Déjà propriétaire, vous avez trouvé le logement dans lequel vous aimeriez emménager, mais votre bien actuel n’est pas encore vendu. Pour acheter avant de vendre, la banque peut proposer un prêt relais. Le principe paraît simple : l’établissement avance une partie de la valeur estimée de votre bien actuel, puis le crédit est remboursé quand la vente aboutit. En pratique, les mois qui séparent l’achat de la revente concentrent presque tous les risques : deux crédits qui courent en même temps, une vente qui traîne, une estimation qui se dégrade.
Cet article met à plat le fonctionnement du prêt relais, les montages possibles et les points à vérifier avant de signer.
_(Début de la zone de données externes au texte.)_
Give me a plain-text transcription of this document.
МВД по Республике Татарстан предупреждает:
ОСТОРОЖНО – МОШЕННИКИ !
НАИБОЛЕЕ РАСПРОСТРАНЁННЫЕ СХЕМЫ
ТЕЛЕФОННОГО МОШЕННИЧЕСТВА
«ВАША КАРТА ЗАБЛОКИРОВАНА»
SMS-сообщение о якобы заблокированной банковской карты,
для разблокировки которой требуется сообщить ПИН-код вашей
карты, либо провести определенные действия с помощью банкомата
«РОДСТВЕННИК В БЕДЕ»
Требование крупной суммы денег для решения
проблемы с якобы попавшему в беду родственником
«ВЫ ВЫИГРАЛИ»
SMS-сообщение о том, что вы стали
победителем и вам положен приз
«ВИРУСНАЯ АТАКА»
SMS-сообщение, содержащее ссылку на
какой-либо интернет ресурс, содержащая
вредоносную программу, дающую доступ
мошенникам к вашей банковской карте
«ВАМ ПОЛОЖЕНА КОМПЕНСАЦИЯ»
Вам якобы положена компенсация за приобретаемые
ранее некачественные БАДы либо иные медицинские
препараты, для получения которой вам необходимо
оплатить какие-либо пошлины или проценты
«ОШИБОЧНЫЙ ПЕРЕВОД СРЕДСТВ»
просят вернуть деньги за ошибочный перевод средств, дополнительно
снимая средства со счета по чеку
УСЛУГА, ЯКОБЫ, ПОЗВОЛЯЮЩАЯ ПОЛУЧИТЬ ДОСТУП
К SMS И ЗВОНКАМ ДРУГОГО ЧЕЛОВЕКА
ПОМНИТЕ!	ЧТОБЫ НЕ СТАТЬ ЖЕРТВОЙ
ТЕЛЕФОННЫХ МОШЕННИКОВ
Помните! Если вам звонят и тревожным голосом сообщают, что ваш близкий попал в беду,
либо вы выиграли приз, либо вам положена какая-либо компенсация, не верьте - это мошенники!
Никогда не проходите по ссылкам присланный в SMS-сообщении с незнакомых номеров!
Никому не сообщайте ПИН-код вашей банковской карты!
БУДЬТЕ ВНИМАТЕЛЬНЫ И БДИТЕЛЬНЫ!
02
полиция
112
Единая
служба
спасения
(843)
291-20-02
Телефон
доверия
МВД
Il explique des mécanismes généraux : il ne remplace pas l’étude de votre situation par un professionnel habilité.
En bref
- Le prêt relais avance une partie de la valeur estimée du bien à vendre, en attendant que la vente se réalise.
- Les établissements octroient souvent entre 50 % et 80 % de cette estimation, pour une durée d’un à deux ans.
- Pendant le prêt, l’emprunteur paie généralement les intérêts ; le capital est soldé lors de la vente.
- Le risque principal est la double charge : deux crédits peuvent courir en même temps.
- Si le bien ne se vend pas, la banque peut ne reconduire qu’une partie du prêt, proposer une transformation en prêt classique ou demander un remboursement.
Comment fonctionne un prêt relais ?
Un prêt relais est un crédit dont le capital est dû au terme du contrat. À la différence d’un prêt amortissable classique, on ne rembourse pas le capital par mensualités pendant la durée du prêt : on paie des intérêts, chaque mois, chaque trimestre ou parfois en une fois en fin de prêt selon les clauses.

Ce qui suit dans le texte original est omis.